My dear Mr. Hughes, I send my best respects to you in the warmest manner
and hope you will answer my letter as soon as you can by return of
poste. I wrote two letters home and got no answer and indeed they were
worth answering. I sent two pounds in one to the Olde Woman and two
pounds ten shillings to little Thomas Armstrong, as I was his godfather,
and got no answer to none of these letters. I fear they have been
misled. Let me know in your letter if you got a letter from your mother.

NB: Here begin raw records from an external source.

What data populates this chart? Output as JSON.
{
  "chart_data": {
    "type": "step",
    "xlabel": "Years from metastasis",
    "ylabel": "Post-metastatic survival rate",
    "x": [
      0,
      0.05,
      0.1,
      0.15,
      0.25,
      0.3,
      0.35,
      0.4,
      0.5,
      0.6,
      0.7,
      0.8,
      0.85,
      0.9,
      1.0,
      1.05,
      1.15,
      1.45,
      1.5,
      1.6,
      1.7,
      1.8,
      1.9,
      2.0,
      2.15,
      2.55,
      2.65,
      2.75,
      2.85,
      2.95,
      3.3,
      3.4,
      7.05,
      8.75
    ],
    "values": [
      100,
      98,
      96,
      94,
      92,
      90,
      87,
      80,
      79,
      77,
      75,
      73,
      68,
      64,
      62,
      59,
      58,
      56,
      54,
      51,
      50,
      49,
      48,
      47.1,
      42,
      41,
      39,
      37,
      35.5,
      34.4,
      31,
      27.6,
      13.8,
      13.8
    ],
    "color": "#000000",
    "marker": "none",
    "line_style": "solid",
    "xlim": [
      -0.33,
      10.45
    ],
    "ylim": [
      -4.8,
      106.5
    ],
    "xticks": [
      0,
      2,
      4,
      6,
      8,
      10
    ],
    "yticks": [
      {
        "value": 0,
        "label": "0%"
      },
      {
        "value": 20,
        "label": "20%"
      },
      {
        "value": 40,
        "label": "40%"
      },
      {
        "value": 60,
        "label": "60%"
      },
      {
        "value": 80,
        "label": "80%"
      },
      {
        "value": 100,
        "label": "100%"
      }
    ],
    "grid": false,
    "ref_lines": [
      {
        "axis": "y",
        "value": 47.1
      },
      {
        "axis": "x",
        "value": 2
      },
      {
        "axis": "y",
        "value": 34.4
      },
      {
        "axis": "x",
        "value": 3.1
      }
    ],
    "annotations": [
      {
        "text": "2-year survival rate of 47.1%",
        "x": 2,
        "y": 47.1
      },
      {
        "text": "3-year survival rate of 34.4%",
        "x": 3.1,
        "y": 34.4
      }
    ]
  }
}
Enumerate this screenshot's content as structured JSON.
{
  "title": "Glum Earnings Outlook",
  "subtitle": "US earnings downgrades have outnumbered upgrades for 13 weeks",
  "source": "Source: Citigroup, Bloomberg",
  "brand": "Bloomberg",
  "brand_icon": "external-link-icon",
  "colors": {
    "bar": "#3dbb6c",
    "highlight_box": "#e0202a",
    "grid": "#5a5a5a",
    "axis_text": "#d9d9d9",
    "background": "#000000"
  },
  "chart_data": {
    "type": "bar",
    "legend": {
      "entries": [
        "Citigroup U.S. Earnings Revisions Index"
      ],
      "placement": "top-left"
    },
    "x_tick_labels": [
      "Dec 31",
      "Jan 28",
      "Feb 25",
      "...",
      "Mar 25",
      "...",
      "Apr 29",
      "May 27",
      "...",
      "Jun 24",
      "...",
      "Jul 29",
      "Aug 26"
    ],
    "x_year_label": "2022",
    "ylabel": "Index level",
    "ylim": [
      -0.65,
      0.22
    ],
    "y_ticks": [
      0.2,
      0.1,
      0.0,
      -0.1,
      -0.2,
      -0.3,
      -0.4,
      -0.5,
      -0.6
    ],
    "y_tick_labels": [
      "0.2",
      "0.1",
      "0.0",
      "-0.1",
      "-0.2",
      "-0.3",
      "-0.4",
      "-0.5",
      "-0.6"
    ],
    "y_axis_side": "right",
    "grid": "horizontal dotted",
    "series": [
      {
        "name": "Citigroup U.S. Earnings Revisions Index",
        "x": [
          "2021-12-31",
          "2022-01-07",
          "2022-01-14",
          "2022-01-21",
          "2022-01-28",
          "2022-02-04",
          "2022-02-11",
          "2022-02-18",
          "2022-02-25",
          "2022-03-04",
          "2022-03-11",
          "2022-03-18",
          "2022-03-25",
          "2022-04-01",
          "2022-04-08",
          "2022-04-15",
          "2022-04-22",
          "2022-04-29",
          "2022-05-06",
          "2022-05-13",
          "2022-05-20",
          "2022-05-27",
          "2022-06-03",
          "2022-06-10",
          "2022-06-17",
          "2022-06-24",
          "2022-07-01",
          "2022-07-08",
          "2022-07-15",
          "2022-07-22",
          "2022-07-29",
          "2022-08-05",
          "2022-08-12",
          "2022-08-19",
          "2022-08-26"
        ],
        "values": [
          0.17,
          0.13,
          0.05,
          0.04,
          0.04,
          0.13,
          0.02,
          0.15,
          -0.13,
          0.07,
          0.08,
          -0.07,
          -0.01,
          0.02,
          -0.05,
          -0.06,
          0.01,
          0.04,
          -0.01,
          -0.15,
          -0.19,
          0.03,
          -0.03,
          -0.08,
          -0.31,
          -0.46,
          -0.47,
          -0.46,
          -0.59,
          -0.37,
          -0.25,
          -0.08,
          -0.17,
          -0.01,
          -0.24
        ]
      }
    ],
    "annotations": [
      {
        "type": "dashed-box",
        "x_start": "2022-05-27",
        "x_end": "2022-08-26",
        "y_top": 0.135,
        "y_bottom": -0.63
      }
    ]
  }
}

If I stop in this country I will send for little Margaret and Thomas but
hear I am happy in the middle of plenty now.
Dear friend this is a fine country. You will get a farm in shares hear
and very easy to labour in a find healthy country. Every thing is very
cheep hear. Beef from three cents to one cent per pound, butter 14 cents
per pound, flour per barrel 4 dollars. A man can live very easy with a
family.
My dear sir, I would be glad to see you in this country or at Gileena as
it is a more healthy country. I will say more in my next letter. I would
be happy to see all of us hear as Salley was so fond of her (Rose
Hughes). No more at present but I remain your affectionate friend, John
Jackson.
(PS) When you write, direct your letter to John Jackson, Saint Lewes,
State of Misurey.
(PPS) I have one of Salley's gowns for Margaret. It was the only thing
they left me belonging to her and they took my shirt, five pare of
stockings and the half of the feathers out of my bead.